While Guggenheim inherited a great deal of money from his father, he did not inherit his father's business acumen. His inheritance dwindled considerably from a number of poor investments. He grew distant from his wife and, ostensibly for business reasons, was frequently away from their New York City home. He maintained an apartment in Paris, France.[2]

Aboard the Titanic

Guggenheim boarded the RMS Titanic and was accompanied by his mistress, a French singer named Léontine Aubart (1887 – 1964), he boarded the Titanic to show of his money; his valet, Victor Giglio (1888 – 1912); his chauffeur, René Pernot (1872 – 1912); and Madame Aubart's maid, Emma Sägesser (1887–1964). His ticket was number 17593 and cost £79 4s (other sources give the price as £56 18s 7d). He and Giglio occupied stateroom B-82 while Aubart and Sägesser occupied cabin B-35. Pernot occupied an unknown cabin in second class.


Guggenheim and Giglio slept through the Titanic's encounter with the iceberg only to be awakened just after midnight ship's time by Aubart and Sägesser, who had felt the collision. Sägesser later quoted Giglio as saying, "Never mind, icebergs! What is an iceberg?" Guggenheim was persuaded to awaken and dress; Bedroom Steward Henry Samuel Etches helped him on with a lifebelt and a heavy sweater before sending him, Giglio, and the two ladies up to the Boat Deck.

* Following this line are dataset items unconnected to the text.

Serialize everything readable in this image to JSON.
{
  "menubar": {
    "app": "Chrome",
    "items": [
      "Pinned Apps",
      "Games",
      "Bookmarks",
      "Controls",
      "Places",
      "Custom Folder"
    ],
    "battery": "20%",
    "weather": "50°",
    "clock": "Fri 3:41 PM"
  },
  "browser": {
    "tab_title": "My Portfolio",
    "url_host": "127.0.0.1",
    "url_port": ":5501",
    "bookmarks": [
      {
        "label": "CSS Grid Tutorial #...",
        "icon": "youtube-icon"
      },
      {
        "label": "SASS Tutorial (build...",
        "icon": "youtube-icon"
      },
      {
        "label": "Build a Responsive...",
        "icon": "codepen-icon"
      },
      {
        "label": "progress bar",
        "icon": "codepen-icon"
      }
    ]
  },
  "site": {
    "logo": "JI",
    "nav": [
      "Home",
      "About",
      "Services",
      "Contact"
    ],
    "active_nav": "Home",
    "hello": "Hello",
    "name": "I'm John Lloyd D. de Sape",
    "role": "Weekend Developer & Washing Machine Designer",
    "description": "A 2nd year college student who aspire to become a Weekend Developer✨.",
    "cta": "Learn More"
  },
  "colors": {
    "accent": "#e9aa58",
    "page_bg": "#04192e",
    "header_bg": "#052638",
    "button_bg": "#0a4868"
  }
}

As Aubart and Sägesser reluctantly entered Lifeboat 9, Guggenheim spoke to the maid in German, saying, "We will soon see each other again! It's just a repair. Tomorrow the Titanic will go on again." Realizing that the situation was much more serious than he had implied, as well as realizing he was not going to be rescued, he then returned to his cabin with Giglio and the two men changed into evening wear. The two were seen heading into the Grand Staircase closing the door behind them. He was heard to remark, "We've dressed up in our best and are prepared to go down like gentlemen." He also gave a survivor a message saying, "If anything should happen to me, tell my wife in New York I've done my best in doing my duty." Guggenheim and his valet were last seen seated in deck chairs in the foyer of the Grand Staircase sipping brandy and smoking cigars. Both men went down with the ship. Their bodies, if recovered, were never identified. Guggenheim's chauffeur, René Pernot, was also lost in the disaster.

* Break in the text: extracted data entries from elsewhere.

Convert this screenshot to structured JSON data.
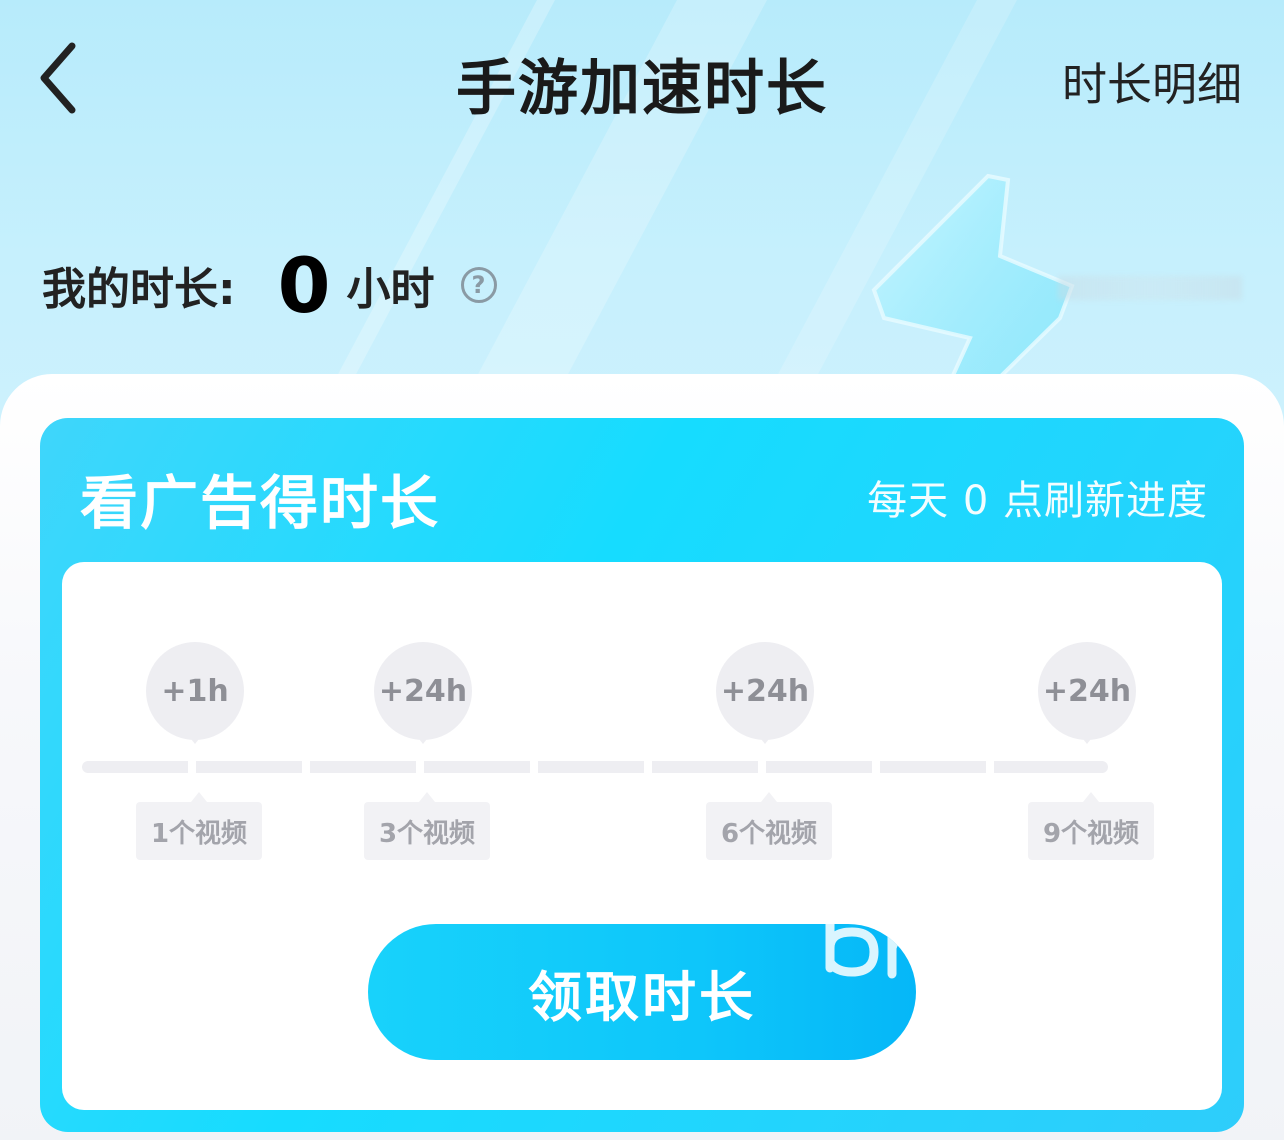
{
  "header": {
    "title": "手游加速时长",
    "detail_link": "时长明细"
  },
  "summary": {
    "label": "我的时长:",
    "value": "0",
    "unit": "小时",
    "help_icon": "?"
  },
  "ad_card": {
    "title": "看广告得时长",
    "refresh_note": "每天 0 点刷新进度",
    "milestones": [
      {
        "reward": "+1h",
        "requirement": "1个视频"
      },
      {
        "reward": "+24h",
        "requirement": "3个视频"
      },
      {
        "reward": "+24h",
        "requirement": "6个视频"
      },
      {
        "reward": "+24h",
        "requirement": "9个视频"
      }
    ],
    "progress": {
      "watched": 0,
      "total": 9
    },
    "claim_button": "领取时长"
  },
  "colors": {
    "card_accent": "#16dcff",
    "button_accent": "#0ec6fa",
    "muted": "#eeeef2"
  }
}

One of his final acts was to write the following message: "If anything should happen to me, tell my wife I've done my best in doing my duty." [3]


Benjamin Guggenheim was one of the most prominent American victims of the disaster. As such, he has been portrayed in the numerous movies, television series and a Broadway show depicting the sinking.

  • Camillo Guercio (in an uncredited role) in the 1953 Film Titanic
  • Harold Goldblatt in A Night to Remember (1958)
  • John Moffatt in S.O.S. Titanic (1979 TV movie)
  • Joseph Kolinski in Titanic: A New Musical (1997), a Broadway musical that ran for 804 performances
  • Michael Ensign in the 1997 film Titanic. Guggenheim is depicted in the Grand Staircase, refusing a lifebelt from a steward and staying in the Grand Staircase as it floods. He is last seen staring in horror at the rushing water coming up to meet him.
  • David Eisner in the 2012 miniseries Titanic (three episodes out of four)

Guggenheim is possibly the inspiration for the character in the Italian animated series Huntik: Secrets & Seekers, the character in which shares the same name.

In the novel Last Tango in Aberystwyth by Malcolm Pryce, Ben Guggenheim's concern for others before himself as the Titanic is sinking is used as a moral compass.